Additif du 09/12/16 :

 

Mes plus :
- extraordinaire ligne plus inaccessible que celle de la Traction (difficile d'en faire la synthèse esthétique)
- surface vitrée laissant l'impression de conduire dans une bulle
- confort royal (sellerie tissu molle à souhait et comportement routier).
- design intérieur masculin, beaucoup de classe, chromes de qualité.
- commande de boite virile
- volant à rotation courte et facile
- commandes à portée de main (sauf console centrale)
- divers raffinements (éclairages : boite à gant, coffre, capot, phares tournants, plafonnier)

Mes moins :
- opter pour les vitres teintées car ça cuit au soleil (surtout en simili cuir !)
- sellerie simili cuir glissante (pas de maintien latéral)
- certaines commandes sont d'un plastique de mauvaise qualité (indigne) et assemblage de bric et de broc (acier sur plastique bien dans l'époque)
- gabarits imposants, avant de capot invisible nécessitant d'être prudent en approche (surtout pour un véhicule de collection). Au-delà : la verrière. Et au-delà le pointu du pare choc ! Mais on s'y fait.
- en réalité, voiture pataude tant en accélération que dans les virages, se couche dans les virages alors on ralentit de peur de déchausser les pneus ou de glisser de l'arrière, coupé long donc attention à le caser lors d'un dépassement.
- voiture beaucoup trop lourde : d'au moins 100kg (impossible à alléger à moins d'attaquer la conception même - mais on peut commencer par la sellerie d'une lourdeur aberrante). Du coup le Maserati (mis à part son bruit) est décevant...
- moteur qui faisait de l'ombre à Citroën et qui a embarrassé la firme au point qu'elle l'a noyé sous l'hydraulique : 3 couches de tuyaux nécessitant des mains de pianiste et des bras articulés
- alternateur dépendant du bon fonctionnement de l'hydraulique (arbre de pompe) : la plus grosse aberration car une absence d'hydraulique immobilise la voiture (peut-être était-ce voulu ?)
- électrique sous dimensionnée (faux contacts fréquents) ou vieillissant mal
- mauvaise évacuation des calories affaiblissant l'électrique

Les questions de fiabilité du moteur sont à mettre DEFINITIVEMENT au rang de légende urbaine à une seule condition.
Comprendre ENFIN que la SM n'est pas une voiture de course mais une "Grand Tourisme" ce qui suppose :
- préchauffage soigneux du moteur, éviter les +2500-3000 tours minutes à froid
- conduite souple comme une DS (ce qui n'empêche pas de monter jusqu'à 150km/h)
- entretien rigoureux (filtres et vidanges)

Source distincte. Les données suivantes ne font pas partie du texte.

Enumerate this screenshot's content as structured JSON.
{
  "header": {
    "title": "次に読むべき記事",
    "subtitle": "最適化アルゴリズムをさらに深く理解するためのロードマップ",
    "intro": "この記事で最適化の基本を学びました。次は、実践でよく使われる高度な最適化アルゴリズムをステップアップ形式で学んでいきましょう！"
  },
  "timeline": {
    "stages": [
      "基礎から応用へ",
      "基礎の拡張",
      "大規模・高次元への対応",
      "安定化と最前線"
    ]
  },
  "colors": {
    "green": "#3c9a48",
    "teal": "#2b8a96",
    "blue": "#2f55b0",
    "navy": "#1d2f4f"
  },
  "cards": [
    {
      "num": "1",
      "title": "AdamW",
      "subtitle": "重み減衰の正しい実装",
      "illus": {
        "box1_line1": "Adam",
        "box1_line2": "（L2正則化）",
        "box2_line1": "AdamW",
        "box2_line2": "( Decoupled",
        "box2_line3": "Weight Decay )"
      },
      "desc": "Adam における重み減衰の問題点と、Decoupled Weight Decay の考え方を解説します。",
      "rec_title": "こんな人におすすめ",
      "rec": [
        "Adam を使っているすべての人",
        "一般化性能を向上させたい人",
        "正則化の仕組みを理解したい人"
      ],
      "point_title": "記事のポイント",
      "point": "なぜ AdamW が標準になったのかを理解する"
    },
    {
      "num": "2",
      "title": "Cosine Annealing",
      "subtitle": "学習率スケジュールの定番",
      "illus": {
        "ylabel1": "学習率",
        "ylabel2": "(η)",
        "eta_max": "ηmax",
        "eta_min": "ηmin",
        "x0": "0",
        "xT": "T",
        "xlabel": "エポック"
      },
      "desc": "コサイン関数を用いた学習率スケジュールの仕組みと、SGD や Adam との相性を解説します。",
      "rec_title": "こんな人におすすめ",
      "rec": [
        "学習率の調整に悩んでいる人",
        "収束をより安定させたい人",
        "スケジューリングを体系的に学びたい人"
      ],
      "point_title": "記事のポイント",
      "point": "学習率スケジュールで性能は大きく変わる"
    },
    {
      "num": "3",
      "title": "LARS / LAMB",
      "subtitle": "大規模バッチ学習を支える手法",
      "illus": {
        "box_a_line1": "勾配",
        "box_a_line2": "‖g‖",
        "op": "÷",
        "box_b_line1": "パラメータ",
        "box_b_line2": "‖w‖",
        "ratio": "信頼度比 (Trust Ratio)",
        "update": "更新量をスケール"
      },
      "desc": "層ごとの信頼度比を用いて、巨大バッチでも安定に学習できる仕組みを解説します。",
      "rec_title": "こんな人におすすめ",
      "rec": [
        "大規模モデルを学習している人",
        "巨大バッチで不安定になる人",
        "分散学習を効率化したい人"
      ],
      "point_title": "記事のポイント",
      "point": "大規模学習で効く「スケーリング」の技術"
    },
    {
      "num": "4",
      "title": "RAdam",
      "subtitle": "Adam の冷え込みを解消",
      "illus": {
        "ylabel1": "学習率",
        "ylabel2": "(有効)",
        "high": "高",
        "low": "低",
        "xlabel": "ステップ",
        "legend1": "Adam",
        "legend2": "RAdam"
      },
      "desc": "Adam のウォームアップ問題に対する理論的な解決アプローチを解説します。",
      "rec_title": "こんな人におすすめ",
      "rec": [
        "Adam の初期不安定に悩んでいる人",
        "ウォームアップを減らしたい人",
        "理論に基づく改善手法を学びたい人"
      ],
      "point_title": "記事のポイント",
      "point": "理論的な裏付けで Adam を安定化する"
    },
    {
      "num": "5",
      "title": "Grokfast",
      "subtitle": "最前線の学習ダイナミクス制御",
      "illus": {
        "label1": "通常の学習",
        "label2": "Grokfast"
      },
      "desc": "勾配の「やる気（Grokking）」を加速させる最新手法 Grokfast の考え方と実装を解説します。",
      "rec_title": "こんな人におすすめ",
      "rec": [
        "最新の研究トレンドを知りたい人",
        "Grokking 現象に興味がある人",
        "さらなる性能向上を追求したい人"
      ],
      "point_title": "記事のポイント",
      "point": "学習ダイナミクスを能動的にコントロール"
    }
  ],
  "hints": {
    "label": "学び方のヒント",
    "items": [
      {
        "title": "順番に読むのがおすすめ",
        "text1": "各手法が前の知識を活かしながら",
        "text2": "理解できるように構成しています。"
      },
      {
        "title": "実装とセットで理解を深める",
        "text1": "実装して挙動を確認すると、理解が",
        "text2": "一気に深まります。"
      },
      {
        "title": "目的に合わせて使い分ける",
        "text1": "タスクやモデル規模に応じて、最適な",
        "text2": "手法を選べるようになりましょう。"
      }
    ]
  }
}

Je l'affirme : les spécialistes qui disent connaitre la SM vous rendent une voiture qui gronde et râcle de façon anti-mécanique. Ils n'ont aucune oreille et déséquilibrent les mécanismes : réglages de distribution, de chaînes, de soupapes, etc. J'ai été heureux de conduire un moteur d'origine jamais ouvert au bruit merveilleux. J'ai fait la différence avec des voitures soi-disant restaurées par des professionnels. Bannir le vroum vroum avec cette auto feutrée. Ce n'est ni une Alfa Romeo ni une Maserati. Elle est bien mieux que cela. Elle véhicule le savoir-vivre français : ligne, souplesse, vitesse, confort.